October 24 (Saturday)  

We aborted our last dive because the winds were at 21 knots. We decided to take shelter at a cove because the sky was getting dark and the wind was getting stronger. Our rudder was already floating. It’s time to refill our tanks with water. Upon our return, a big truck of water was waiting for us. To practice physical distancing, a long hose was extended to the dock which was connected to the truck. 

October 25 (Sunday)  

We woke up to our ship gently swaying with the waves because of the strong winds and rain. Field work activities were suspended. Typhoon Quinta has arrived.  

Despite this, everyone still had things to do. We spent the rest of the afternoon tidying up and cleaning gears. The documentary team continued sorting and backing up their files while the science team was reading through pictures for data. It was an unfortunate but welcome downtime for everyone.  

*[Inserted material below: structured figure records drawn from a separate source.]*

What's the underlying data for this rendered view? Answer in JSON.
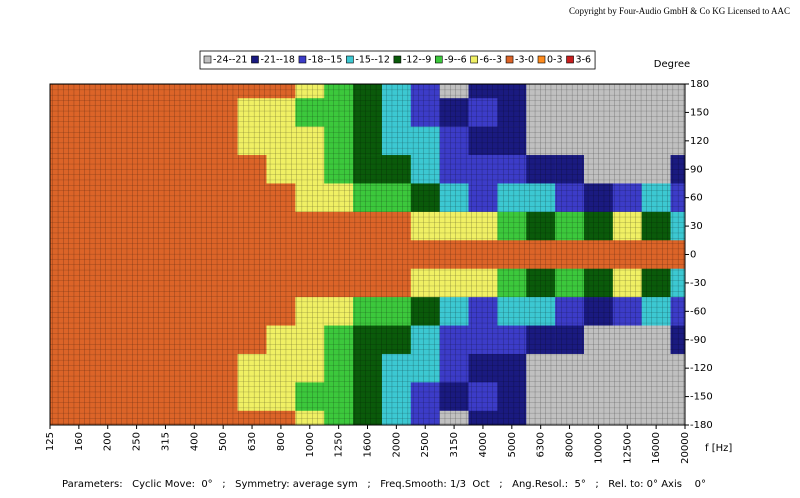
{
  "chart_data": {
    "type": "contour",
    "copyright": "Copyright by Four-Audio GmbH & Co KG   Licensed to AAC",
    "x_label": "f [Hz]",
    "y_label": "Degree",
    "footer": "Parameters:   Cyclic Move:  0°   ;   Symmetry: average sym   ;   Freq.Smooth: 1/3  Oct   ;   Ang.Resol.:  5°   ;   Rel. to: 0° Axis    0°",
    "categories": [
      125,
      160,
      200,
      250,
      315,
      400,
      500,
      630,
      800,
      1000,
      1250,
      1600,
      2000,
      2500,
      3150,
      4000,
      5000,
      6300,
      8000,
      10000,
      12500,
      16000,
      20000
    ],
    "ylim": [
      -180,
      180
    ],
    "yticks": [
      180,
      150,
      120,
      90,
      60,
      30,
      0,
      -30,
      -60,
      -90,
      -120,
      -150,
      -180
    ],
    "y": [
      180,
      150,
      120,
      90,
      60,
      30,
      0,
      -30,
      -60,
      -90,
      -120,
      -150,
      -180
    ],
    "levels": [
      -24,
      -21,
      -18,
      -15,
      -12,
      -9,
      -6,
      -3,
      0,
      3,
      6
    ],
    "legend": [
      {
        "name": "-24--21",
        "color": "#c0c0c0"
      },
      {
        "name": "-21--18",
        "color": "#1a1a80"
      },
      {
        "name": "-18--15",
        "color": "#3c3cc8"
      },
      {
        "name": "-15--12",
        "color": "#3cc8d2"
      },
      {
        "name": "-12--9",
        "color": "#0a5a0a"
      },
      {
        "name": "-9--6",
        "color": "#3cc83c"
      },
      {
        "name": "-6--3",
        "color": "#f0f064"
      },
      {
        "name": "-3-0",
        "color": "#dc6428"
      },
      {
        "name": "0-3",
        "color": "#ff8c1e"
      },
      {
        "name": "3-6",
        "color": "#c81e1e"
      }
    ],
    "z": [
      [
        -1.5,
        -1.5,
        -1.5,
        -1.5,
        -1.5,
        -1.5,
        -1.5,
        -1.5,
        -1.5,
        -4.5,
        -7.5,
        -10.5,
        -13.5,
        -16.5,
        -22.5,
        -19.5,
        -19.5,
        -22.5,
        -22.5,
        -22.5,
        -22.5,
        -22.5,
        -22.5
      ],
      [
        -1.5,
        -1.5,
        -1.5,
        -1.5,
        -1.5,
        -1.5,
        -1.5,
        -4.5,
        -4.5,
        -7.5,
        -7.5,
        -10.5,
        -13.5,
        -16.5,
        -19.5,
        -16.5,
        -19.5,
        -22.5,
        -22.5,
        -22.5,
        -22.5,
        -22.5,
        -22.5
      ],
      [
        -1.5,
        -1.5,
        -1.5,
        -1.5,
        -1.5,
        -1.5,
        -1.5,
        -4.5,
        -4.5,
        -4.5,
        -7.5,
        -10.5,
        -13.5,
        -13.5,
        -16.5,
        -19.5,
        -19.5,
        -22.5,
        -22.5,
        -22.5,
        -22.5,
        -22.5,
        -22.5
      ],
      [
        -1.5,
        -1.5,
        -1.5,
        -1.5,
        -1.5,
        -1.5,
        -1.5,
        -1.5,
        -4.5,
        -4.5,
        -7.5,
        -10.5,
        -10.5,
        -13.5,
        -16.5,
        -16.5,
        -16.5,
        -19.5,
        -19.5,
        -22.5,
        -22.5,
        -22.5,
        -19.5
      ],
      [
        -1.5,
        -1.5,
        -1.5,
        -1.5,
        -1.5,
        -1.5,
        -1.5,
        -1.5,
        -1.5,
        -4.5,
        -4.5,
        -7.5,
        -7.5,
        -10.5,
        -13.5,
        -16.5,
        -13.5,
        -13.5,
        -16.5,
        -19.5,
        -16.5,
        -13.5,
        -16.5
      ],
      [
        -1.5,
        -1.5,
        -1.5,
        -1.5,
        -1.5,
        -1.5,
        -1.5,
        -1.5,
        -1.5,
        -1.5,
        -1.5,
        -1.5,
        -1.5,
        -4.5,
        -4.5,
        -4.5,
        -7.5,
        -10.5,
        -7.5,
        -10.5,
        -4.5,
        -10.5,
        -13.5
      ],
      [
        -1.5,
        -1.5,
        -1.5,
        -1.5,
        -1.5,
        -1.5,
        -1.5,
        -1.5,
        -1.5,
        -1.5,
        -1.5,
        -1.5,
        -1.5,
        -1.5,
        -1.5,
        -1.5,
        -1.5,
        -1.5,
        -1.5,
        -1.5,
        -1.5,
        -1.5,
        -1.5
      ],
      [
        -1.5,
        -1.5,
        -1.5,
        -1.5,
        -1.5,
        -1.5,
        -1.5,
        -1.5,
        -1.5,
        -1.5,
        -1.5,
        -1.5,
        -1.5,
        -4.5,
        -4.5,
        -4.5,
        -7.5,
        -10.5,
        -7.5,
        -10.5,
        -4.5,
        -10.5,
        -13.5
      ],
      [
        -1.5,
        -1.5,
        -1.5,
        -1.5,
        -1.5,
        -1.5,
        -1.5,
        -1.5,
        -1.5,
        -4.5,
        -4.5,
        -7.5,
        -7.5,
        -10.5,
        -13.5,
        -16.5,
        -13.5,
        -13.5,
        -16.5,
        -19.5,
        -16.5,
        -13.5,
        -16.5
      ],
      [
        -1.5,
        -1.5,
        -1.5,
        -1.5,
        -1.5,
        -1.5,
        -1.5,
        -1.5,
        -4.5,
        -4.5,
        -7.5,
        -10.5,
        -10.5,
        -13.5,
        -16.5,
        -16.5,
        -16.5,
        -19.5,
        -19.5,
        -22.5,
        -22.5,
        -22.5,
        -19.5
      ],
      [
        -1.5,
        -1.5,
        -1.5,
        -1.5,
        -1.5,
        -1.5,
        -1.5,
        -4.5,
        -4.5,
        -4.5,
        -7.5,
        -10.5,
        -13.5,
        -13.5,
        -16.5,
        -19.5,
        -19.5,
        -22.5,
        -22.5,
        -22.5,
        -22.5,
        -22.5,
        -22.5
      ],
      [
        -1.5,
        -1.5,
        -1.5,
        -1.5,
        -1.5,
        -1.5,
        -1.5,
        -4.5,
        -4.5,
        -7.5,
        -7.5,
        -10.5,
        -13.5,
        -16.5,
        -19.5,
        -16.5,
        -19.5,
        -22.5,
        -22.5,
        -22.5,
        -22.5,
        -22.5,
        -22.5
      ],
      [
        -1.5,
        -1.5,
        -1.5,
        -1.5,
        -1.5,
        -1.5,
        -1.5,
        -1.5,
        -1.5,
        -4.5,
        -7.5,
        -10.5,
        -13.5,
        -16.5,
        -22.5,
        -19.5,
        -19.5,
        -22.5,
        -22.5,
        -22.5,
        -22.5,
        -22.5,
        -22.5
      ]
    ]
  }
}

Tomorrow, the boat will leave cove at around 4AM to check conditions outside. If it is still unfavorable for field work, activities will be cancelled again. This worries me. We already lost two days because of Typhoon Ofel. We cannot afford to lose more days.  

October 26 (Monday)  

We went to the site early today. The waves were rolling and the wind was at 7 to 10 knots. We waited until 10AM hoping to have a window for at least one dive – there was none. As a consolation, we saw a whale shark basking near our ship. It stayed with us for a couple of minutes while our ship rocked with the waves and the breeze. 

VIDEO: IMG_2636 

Because we couldn’t dive, we went back to the cove for shelter to do reconnaissance survey on mangrove and seagrass instead since Lilo-an is reported to have the highest concentration of these two. Kuya Badi and I were also able to sit down and discuss options on how we will go about our surveys considering that we missed diving days already and we only have a few days left.  

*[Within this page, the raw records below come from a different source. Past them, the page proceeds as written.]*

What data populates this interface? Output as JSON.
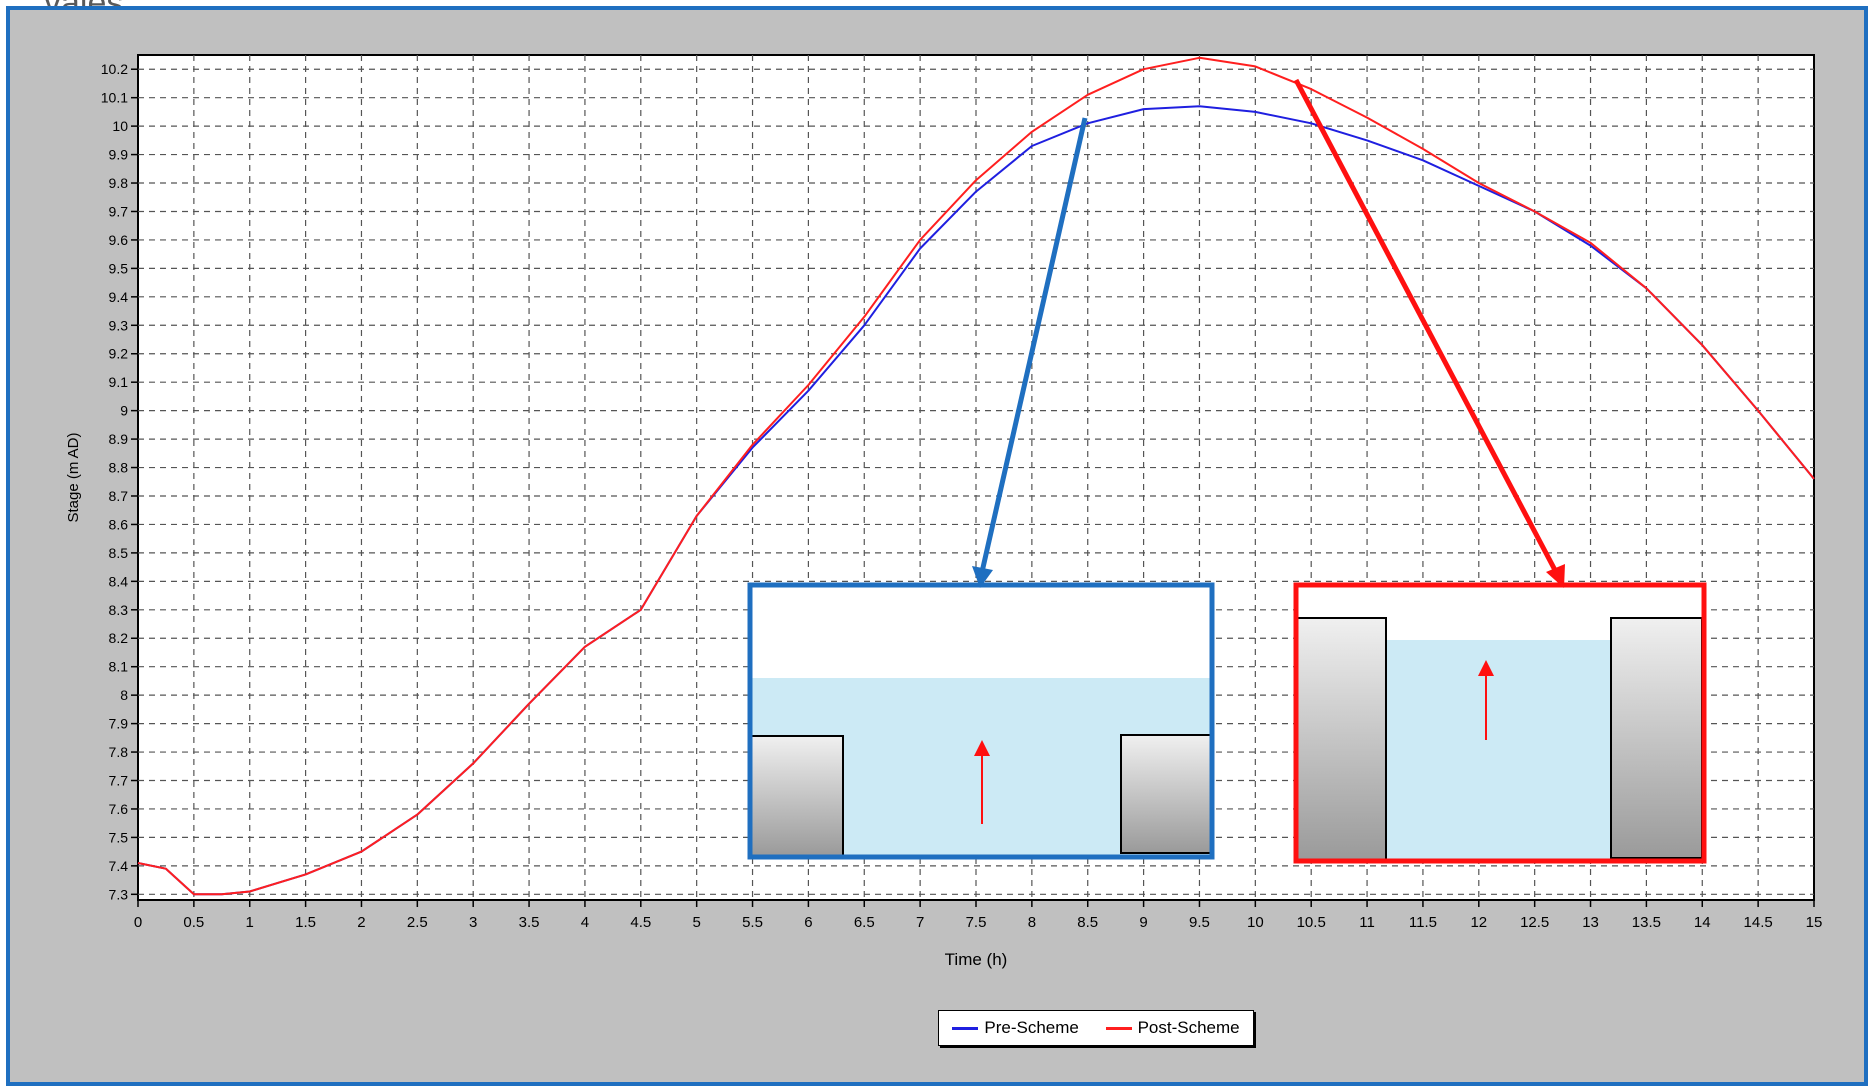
{
  "page": {
    "title_fragment": "vales"
  },
  "colors": {
    "pre": "#1f1fe0",
    "post": "#ff1f1f",
    "frame_border": "#1f6fc0",
    "inset_left_border": "#1f6fc0",
    "inset_right_border": "#ff1010",
    "water": "#cceaf5"
  },
  "chart_data": {
    "type": "line",
    "title": "",
    "xlabel": "Time (h)",
    "ylabel": "Stage (m AD)",
    "xlim": [
      0,
      15
    ],
    "ylim": [
      7.28,
      10.25
    ],
    "grid": true,
    "legend_placement": "bottom-center",
    "x_ticks": [
      "0",
      "0.5",
      "1",
      "1.5",
      "2",
      "2.5",
      "3",
      "3.5",
      "4",
      "4.5",
      "5",
      "5.5",
      "6",
      "6.5",
      "7",
      "7.5",
      "8",
      "8.5",
      "9",
      "9.5",
      "10",
      "10.5",
      "11",
      "11.5",
      "12",
      "12.5",
      "13",
      "13.5",
      "14",
      "14.5",
      "15"
    ],
    "y_ticks": [
      "7.3",
      "7.4",
      "7.5",
      "7.6",
      "7.7",
      "7.8",
      "7.9",
      "8",
      "8.1",
      "8.2",
      "8.3",
      "8.4",
      "8.5",
      "8.6",
      "8.7",
      "8.8",
      "8.9",
      "9",
      "9.1",
      "9.2",
      "9.3",
      "9.4",
      "9.5",
      "9.6",
      "9.7",
      "9.8",
      "9.9",
      "10",
      "10.1",
      "10.2"
    ],
    "x": [
      0,
      0.25,
      0.5,
      0.75,
      1,
      1.5,
      2,
      2.5,
      3,
      3.5,
      4,
      4.5,
      5,
      5.5,
      6,
      6.5,
      7,
      7.5,
      8,
      8.5,
      9,
      9.5,
      10,
      10.5,
      11,
      11.5,
      12,
      12.5,
      13,
      13.5,
      14,
      14.5,
      15
    ],
    "series": [
      {
        "name": "Pre-Scheme",
        "values": [
          7.41,
          7.39,
          7.3,
          7.3,
          7.31,
          7.37,
          7.45,
          7.58,
          7.76,
          7.97,
          8.17,
          8.3,
          8.63,
          8.87,
          9.07,
          9.3,
          9.57,
          9.77,
          9.93,
          10.01,
          10.06,
          10.07,
          10.05,
          10.01,
          9.95,
          9.88,
          9.79,
          9.7,
          9.58,
          9.43,
          9.23,
          9.0,
          8.76
        ]
      },
      {
        "name": "Post-Scheme",
        "values": [
          7.41,
          7.39,
          7.3,
          7.3,
          7.31,
          7.37,
          7.45,
          7.58,
          7.76,
          7.97,
          8.17,
          8.3,
          8.63,
          8.88,
          9.09,
          9.33,
          9.6,
          9.81,
          9.98,
          10.11,
          10.2,
          10.24,
          10.21,
          10.13,
          10.03,
          9.92,
          9.8,
          9.7,
          9.59,
          9.43,
          9.23,
          9.0,
          8.76
        ]
      }
    ]
  }
}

While we were going through our day, our thoughts went to the victims of Typhoon Quinta especially in Batangas and Mindoro area. Most of the ship’s crew are from there. We saw footage of how strong the surge was and the devastation it brought to the shores of Mainit, Batangas. It brought wreckage to homes and boats of fisherfolks and dive operators. This 2020 is really showing us how we are so vulnerable to forces of nature.  

October 27 (Tuesday)  

I woke up to the sound of the anchor chains being pulled up at around 4AM. We are starting our day really early so we can be on the site on time. Today, the sun is out and there were lots of cirrus clouds. Water was once again calm. It was another perfect day for diving.  

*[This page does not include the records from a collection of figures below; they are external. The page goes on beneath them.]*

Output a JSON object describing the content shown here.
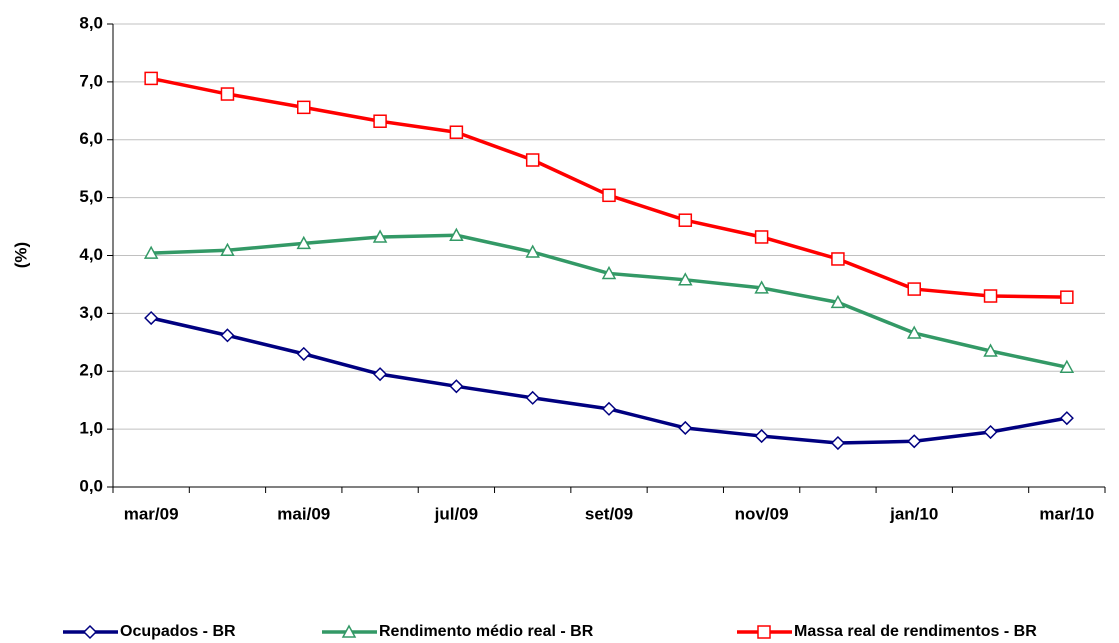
{
  "chart_data": {
    "type": "line",
    "y_label": "(%)",
    "categories": [
      "mar/09",
      null,
      "mai/09",
      null,
      "jul/09",
      null,
      "set/09",
      null,
      "nov/09",
      null,
      "jan/10",
      null,
      "mar/10"
    ],
    "series": [
      {
        "name": "Ocupados - BR",
        "color": "#000080",
        "marker": "diamond",
        "values": [
          2.92,
          2.62,
          2.3,
          1.95,
          1.74,
          1.54,
          1.35,
          1.02,
          0.88,
          0.76,
          0.79,
          0.95,
          1.19
        ]
      },
      {
        "name": "Rendimento médio real - BR",
        "color": "#339966",
        "marker": "triangle",
        "values": [
          4.04,
          4.09,
          4.21,
          4.32,
          4.35,
          4.06,
          3.69,
          3.58,
          3.44,
          3.19,
          2.66,
          2.35,
          2.07
        ]
      },
      {
        "name": "Massa real de rendimentos - BR",
        "color": "#ff0000",
        "marker": "square",
        "values": [
          7.06,
          6.79,
          6.56,
          6.32,
          6.13,
          5.65,
          5.04,
          4.61,
          4.32,
          3.94,
          3.42,
          3.3,
          3.28
        ]
      }
    ],
    "ylim": [
      0,
      8
    ],
    "yticks": [
      {
        "value": 0,
        "label": "0,0"
      },
      {
        "value": 1,
        "label": "1,0"
      },
      {
        "value": 2,
        "label": "2,0"
      },
      {
        "value": 3,
        "label": "3,0"
      },
      {
        "value": 4,
        "label": "4,0"
      },
      {
        "value": 5,
        "label": "5,0"
      },
      {
        "value": 6,
        "label": "6,0"
      },
      {
        "value": 7,
        "label": "7,0"
      },
      {
        "value": 8,
        "label": "8,0"
      }
    ],
    "grid": true,
    "legend": "bottom"
  }
}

I was told that we have two good fieldwork days before another storm arrives. Challenges keep coming but I am confident that we will come up with remedies so we can pull this through.   

Marianne Pan-Saniano received her master’s degree from the University of the Philippines in Los Baños where she majored in Zoology with a minor in Environmental Science under one of the most respected reef fish scientist Dr. Vincent Hilomen. She then worked as a researcher for the SeaLifeBase Project before becoming a marine scientist and eventually a Science Campaign Manager for Oceana Philippines. In her past campaign, she worked on getting a Presidential Proclamation for the protection of a portion of the Philippine Rise, a 13-million hectare undersea extinct volcanic ridge off the coast of Luzon. She is a certified SCUBA diver and have experienced live-aboard expeditions both in Benham Rise and during her master’s thesis in Tubbataha Reef.